The oddest thing happened in calculus class yesterday… we started covering some territory that was actually familiar from my first time in calculus class, Lo Those Many Years Ago [fall of 1985]. Summations.
It’s like a combination of shorthand and a secret code. You get the initial number, the final number, and the function you perform on each number in the series. Then you add them up. You can look at the notes I took in class and see right when I perked up. Two pages of notes on L’Hôpital’s Rule? I did more erasing and rewriting than writing because I couldn’t keep my eyes open. (It starts to remind me of the joke that Lawrence Block told about the writer who took a bunch of LSD and was inspired to write a brilliant novel; when he woke the next morning he found that he’d written it all on the same line on the piece of paper.) Then, Section 5.1: Integrals, and bam! Clear notes, precise diagrams, lucid commentary. You can tell by my writing that I was getting what was going on.

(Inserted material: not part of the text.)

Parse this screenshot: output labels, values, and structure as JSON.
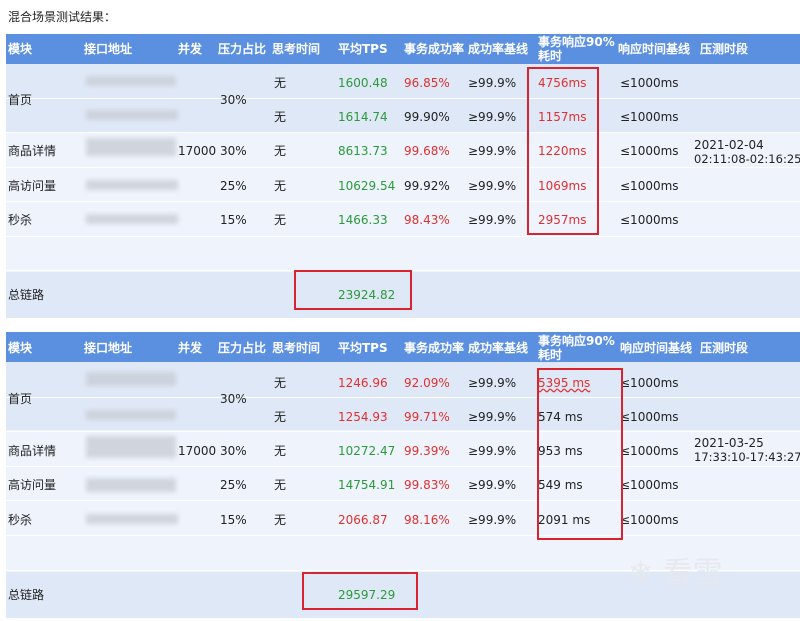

The class feels split into two camps; the first, the high school super-geniuses who already know all this material and show up whenever they feel like it. A couple of days ago one student spent the whole lecture with her laptop open and playing Bubble Blast. AND she had the correct response every time the professor asked for feedback. (Today she used her laptop to do her online homework in class.) But to their credit, most of the HSSGes are friendly and willing to explain concepts and share their notes with the second camp — the strugglers. We’re trying, we’re showing up every day, we’re going to study sessions, we’re calling each other for help. Some of us get sick a lot. One of us (not I!) is dropping out of college altogether. Some of us will make it and some of us won’t. Our motto is, “I’ll try to do better on the next section.”
Anyway, summations were something I did before. Yesterday I was walking with my professor after class and told her, “I remember doing trig, exponential growth, summations, and integrals. But I don’t think I ever saw a derivative back then.”
“That’s weird,” she said.
On the other hand, since I sold back that textbook and my notebooks from Math 151 seem lost to time, it could also be a faulty memory. I don’t know why I wouldn’t remember doing derivatives, but it’s highly probably that was what I was supposed to be learning while I was personally going backwards in the book trying to understand the concepts of e and i.
Anyway, I have a bunch of homework to start on tonight, and a quiz tomorrow on antiderivatives. I have to be careful on the homework; on Sunday night I spent about 20 minutes on a single problem in the homework set, only to discover too late that I had written down “3 + x” as the denominator instead of “2 + x”. For what it’s worth, I suspect the answer to my own problem was correct, but the online grader is unforgiving.
I need to get good…. the next exam is the Tuesday after Thanksgiving, and I need to do very well. It’s time to register for next semester, and all I’m planning to take is Calculus II.